Pages

30 mai 2024

Les 500, quand des étudiants de Columbia relèvent la tête, par Natan Sharansky

Une lettre de 500 juifs de l'université  Columbia pourrait faire date dans la lutte pour échapper à un régime de double pensée étouffant, et assurer l'avenir des juifs américains, en clamant leur dissidence fière et ouverte.

Natan Sharansky

Dans la fureur qui s'est emparée des campus américains, il était facile de passer à côté de la lettre que 500 juifs de l'université de Columbia ont rédigée et signée pour présenter leur position d'une seule voix. Pourtant, c'est cette lettre, distribuée discrètement et beaucoup moins agressive que certains des autres événements qui l'ont éclipsée, qui pourrait s'avérer être le tournant dans la lutte pour l'avenir du judaïsme américain. Voici pourquoi.

Il y a vingt ans, juste après la seconde Intifada, j'ai fait le tour des campus américains et canadiens. Bouleversé par ce que j'avais vu et entendu, j'ai dit au Premier ministre de l'époque, Ariel Sharon, que la principale bataille pour l'avenir du judaïsme américain se déroulerait sur les campus. Cette visite m'avait tellement perturbé que j'avais intitulé mon article à ce sujet dans la presse hébraïque «un voyage en territoire occupé».

Les «occupants», dans ma métaphore, étaient les centres d'études sur le Moyen-Orient qui avaient poussé comme des champignons dans les universités américaines pour diffuser la propagande antisioniste. Leur influence était palpable dans les événements qu'ils organisaient, mais aussi dans leur effet sur les étudiants juifs que je rencontrais. Si beaucoup exprimaient leur profonde solidarité avec Israël et leur soutien à sa lutte contre la terreur, quelques jeunes hommes et femmes m'avaient dit que pour eux, en tant que juifs de gauche, il vaudrait mieux qu'Israël n'existe pas. «Alors, m'ont-ils dit, je ne serai pas perçu comme responsable de crimes aussi horribles.»

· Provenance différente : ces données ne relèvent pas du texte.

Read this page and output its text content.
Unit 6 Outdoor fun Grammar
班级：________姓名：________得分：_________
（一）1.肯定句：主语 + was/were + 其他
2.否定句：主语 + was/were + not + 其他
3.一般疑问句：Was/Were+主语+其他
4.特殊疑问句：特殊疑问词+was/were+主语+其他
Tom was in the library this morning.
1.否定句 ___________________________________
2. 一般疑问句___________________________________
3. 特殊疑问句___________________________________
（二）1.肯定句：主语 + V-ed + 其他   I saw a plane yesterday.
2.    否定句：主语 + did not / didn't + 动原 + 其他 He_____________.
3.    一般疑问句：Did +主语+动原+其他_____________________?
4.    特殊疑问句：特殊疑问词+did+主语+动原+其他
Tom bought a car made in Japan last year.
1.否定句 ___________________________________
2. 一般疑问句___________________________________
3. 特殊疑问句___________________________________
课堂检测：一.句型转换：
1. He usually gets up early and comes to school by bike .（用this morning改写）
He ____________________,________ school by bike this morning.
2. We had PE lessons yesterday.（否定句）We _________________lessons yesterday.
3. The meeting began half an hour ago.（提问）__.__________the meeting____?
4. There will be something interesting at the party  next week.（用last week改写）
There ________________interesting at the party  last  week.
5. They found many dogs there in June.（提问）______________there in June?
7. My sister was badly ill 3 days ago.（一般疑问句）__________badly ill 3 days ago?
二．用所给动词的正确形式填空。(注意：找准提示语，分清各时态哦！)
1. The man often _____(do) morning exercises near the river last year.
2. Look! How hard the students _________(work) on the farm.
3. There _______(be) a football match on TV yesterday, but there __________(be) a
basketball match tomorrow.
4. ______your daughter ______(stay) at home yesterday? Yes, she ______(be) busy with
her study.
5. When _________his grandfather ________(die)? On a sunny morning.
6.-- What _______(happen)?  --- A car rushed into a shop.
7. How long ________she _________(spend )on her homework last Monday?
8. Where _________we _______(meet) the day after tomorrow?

Ces déclarations, qui préfiguraient les tentatives de groupes tels que Jewish Voice for Peace de se dissocier d'Israël, ne me préoccupaient pas autant qu'une autre série de déclarations, bien plus alarmantes. Les personnes qui souhaitaient rompre totalement leurs liens avec Israël ne reflétaient pas les sentiments et les opinions de l'écrasante majorité des Juifs américains, et elles ne les influençaient pas non plus. Non, les déclarations qui m'ont préoccupé et m'ont amené à parler d'occupation et de champs de bataille sont les nombreuses variations des propos d’une jeune femme qui admettait à voix basse et avec regret qu'elle aimerait beaucoup s'exprimer contre le désinvestissement et d'autres mesures anti-israéliennes, mais qu'elle ne pouvait pas le faire. Ses professeurs n'apprécieraient pas, m'avait-t-elle dit. Cela nuirait à sa future carrière.

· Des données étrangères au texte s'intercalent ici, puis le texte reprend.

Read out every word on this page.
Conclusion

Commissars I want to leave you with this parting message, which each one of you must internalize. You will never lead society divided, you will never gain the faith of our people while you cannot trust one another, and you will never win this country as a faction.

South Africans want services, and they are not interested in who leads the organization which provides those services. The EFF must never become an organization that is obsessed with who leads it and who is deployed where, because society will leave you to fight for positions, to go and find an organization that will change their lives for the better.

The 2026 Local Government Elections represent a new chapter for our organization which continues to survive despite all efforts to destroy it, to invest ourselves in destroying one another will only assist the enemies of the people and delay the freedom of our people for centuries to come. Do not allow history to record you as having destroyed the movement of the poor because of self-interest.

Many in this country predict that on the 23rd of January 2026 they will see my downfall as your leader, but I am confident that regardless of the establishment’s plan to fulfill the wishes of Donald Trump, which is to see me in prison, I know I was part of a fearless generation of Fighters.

Le régime idéologique de l'antisémitisme qui s'est implanté dans les universités américaines ne s'effondrera que lorsque suffisamment de Juifs cesseront d'avoir peur, cesseront de l'entretenir malgré eux en se dissimulant, et affronteront l'antisémitisme.

Seigneur, ai-je pensé lorsque j'ai entendu ces mots pour la première fois. Nous ne sommes pas dans le Moscou de ma jeunesse, où la carrière d'une personne dépendait de sa capacité à faire semblant de croire au credo soviétique ! Pourtant, plus je rencontrais d'étudiants, plus j'entendais parler de préoccupations similaires et étouffantes. Ayant grandi en Union soviétique, je savais très bien à quel point l'autocensure peut devenir prenante et envahissante. Personne n'aura besoin d'« occuper » physiquement les campus si les étudiants juifs procèdent eux-mêmes à leur propre occupation sans avoir peur de dire leurs propres vérités.

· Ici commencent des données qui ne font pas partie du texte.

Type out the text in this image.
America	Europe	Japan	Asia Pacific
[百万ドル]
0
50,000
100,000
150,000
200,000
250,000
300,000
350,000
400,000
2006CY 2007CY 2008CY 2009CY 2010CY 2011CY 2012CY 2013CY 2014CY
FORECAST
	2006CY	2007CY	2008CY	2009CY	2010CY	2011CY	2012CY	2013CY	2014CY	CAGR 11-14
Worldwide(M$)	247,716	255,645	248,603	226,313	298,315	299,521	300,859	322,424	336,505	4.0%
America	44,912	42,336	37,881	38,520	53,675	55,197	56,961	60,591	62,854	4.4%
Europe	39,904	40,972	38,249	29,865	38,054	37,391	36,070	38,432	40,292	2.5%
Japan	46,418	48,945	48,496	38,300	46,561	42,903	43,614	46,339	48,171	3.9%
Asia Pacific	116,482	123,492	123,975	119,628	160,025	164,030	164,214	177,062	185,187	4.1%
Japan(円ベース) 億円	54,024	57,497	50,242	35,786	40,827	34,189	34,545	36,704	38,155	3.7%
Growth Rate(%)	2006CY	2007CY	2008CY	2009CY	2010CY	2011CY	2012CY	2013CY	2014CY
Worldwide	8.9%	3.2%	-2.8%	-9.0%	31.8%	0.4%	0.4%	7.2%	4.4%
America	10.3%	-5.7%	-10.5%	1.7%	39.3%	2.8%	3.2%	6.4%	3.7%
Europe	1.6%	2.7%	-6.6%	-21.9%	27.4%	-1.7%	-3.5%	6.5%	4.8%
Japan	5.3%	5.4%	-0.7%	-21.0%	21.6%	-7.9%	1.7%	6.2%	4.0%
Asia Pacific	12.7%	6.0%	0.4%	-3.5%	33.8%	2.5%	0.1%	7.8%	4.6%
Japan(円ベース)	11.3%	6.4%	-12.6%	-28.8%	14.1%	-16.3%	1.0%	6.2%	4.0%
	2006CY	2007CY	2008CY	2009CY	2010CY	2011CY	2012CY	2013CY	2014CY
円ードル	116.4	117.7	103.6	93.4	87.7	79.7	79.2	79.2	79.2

Les sociétés totalitaires survivent en s'appuyant sur un noyau de vrais croyants pour effrayer même ceux qui n'adhèrent pas à la ligne idéologique du parti les amenant à devenir des « doubles penseurs », des personnes qui adhèrent à la ligne du parti en public à l’encontre de leurs pensées intimes, plutôt que des dissidents purs et simples. Dans le cours normal des événements, le pourcentage de doubles penseurs est toujours en augmentation, car de plus en plus de personnes sont dépitées par les fausses promesses du régime, mais continuent à lui prêter allégeance par peur plutôt que par foi. Le régime les contrôle, sans faire partager ses convictions. Il utilise le pouvoir que ses institutions exercent sur leurs vies, leurs moyens de subsistance et leur sécurité. En d'autres termes, il les contrôle en les effrayant pour qu'ils s'autocensurent au bénéfice du régime.

Bien sûr, l'Amérique est un pays libre et non un régime totalitaire. Cependant, il était impossible de ne pas voir la ressemblance entre la culture que j'ai rencontrée dans l'université américaine il y a 20 ans et la vision du monde soviétique de ma jeunesse. Comme le parti communiste (suivant Marx), de plus en plus de gens ont commencé à diviser le monde entre oppresseurs (lire le mauvais), et opprimés (lire le bien), et à prétendre que ceux du premier camp ne méritaient pas les mêmes droits, les mêmes libertés et les mêmes protections que ceux du second. Étant donné qu'Israël et les juifs « blancs » qui ont réussi sont a priori considérés comme des oppresseurs, les détester et même les maltraiter est devenu de moins en moins tabou.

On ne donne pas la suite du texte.